Пепе смотрит на них и говорит:
— Осторожней, еще упадете…
Хотя Пепе уже с полвека живет в Кастилии, в его речи чувствуется галисийский акцент. Мальчики отвечают: «Нет-нет, не упадем, сеньор», — и игра продолжается — без веры, без надежды, без радости, словно они исполняют тягостный долг.
Донья Роса вваливается на кухню.
— Габриэль, сколько унций кофе ты всыпал?
— Две, сеньорита.
— Вот видишь! Видишь! Ну кто это может вынести! А потом, того и гляди, начнешь болтать об условиях труда и черт знает о чем еще! Разве не сказала я тебе, чтобы не сыпал больше полутора унций? Нет, с вами нельзя говорить просто и ясно, вы ничего понимать не желаете.

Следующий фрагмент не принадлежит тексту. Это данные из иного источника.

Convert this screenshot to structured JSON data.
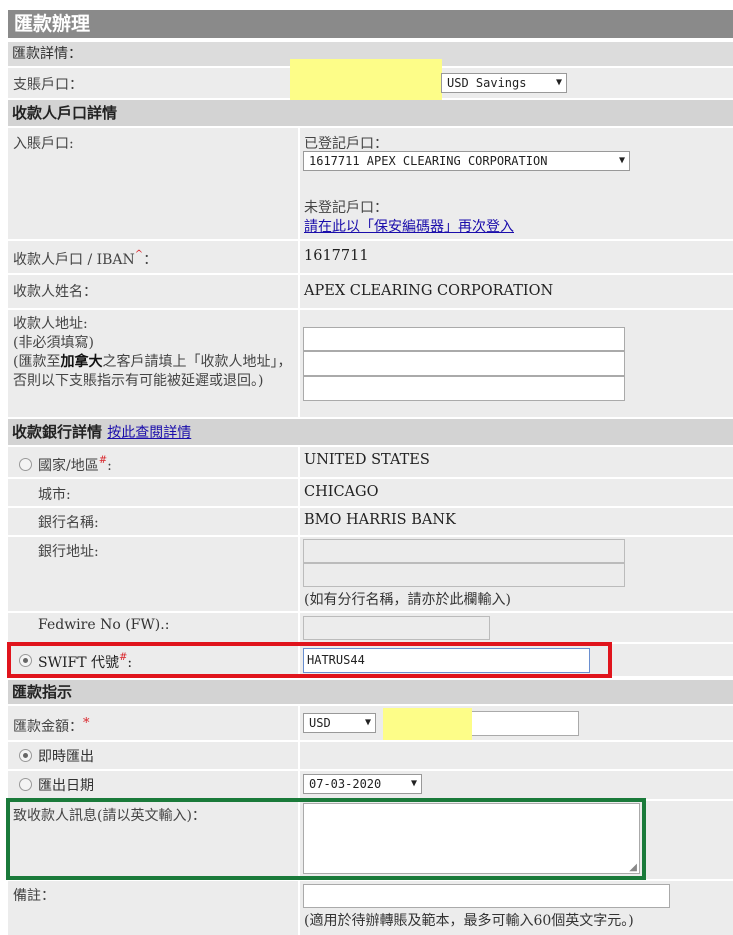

И донья Роса, отдуваясь, заводит свою шарманку. Пыхтит она, как паровоз, неровно, прерывисто, вся ее туша вздрагивает, и в груди что-то с присвистом клокочет.
— А если дону Пабло кажется, что кофе жидкий, пусть отправляется со своей супружницей туда, где ему подадут лучший. Хорошенькое дело! Где это видано! Этому болвану несчастному, должно быть, не известно, что посетителей у нас хоть отбавляй. Понятно тебе? Если ему не по вкусу, пусть убирается, — нам это не в убыток. Подумаешь, персона какая! Жена его настоящая гадюка, мне уже тошно на нее смотреть. Прямо-таки тошнит от этой доньи Пуры!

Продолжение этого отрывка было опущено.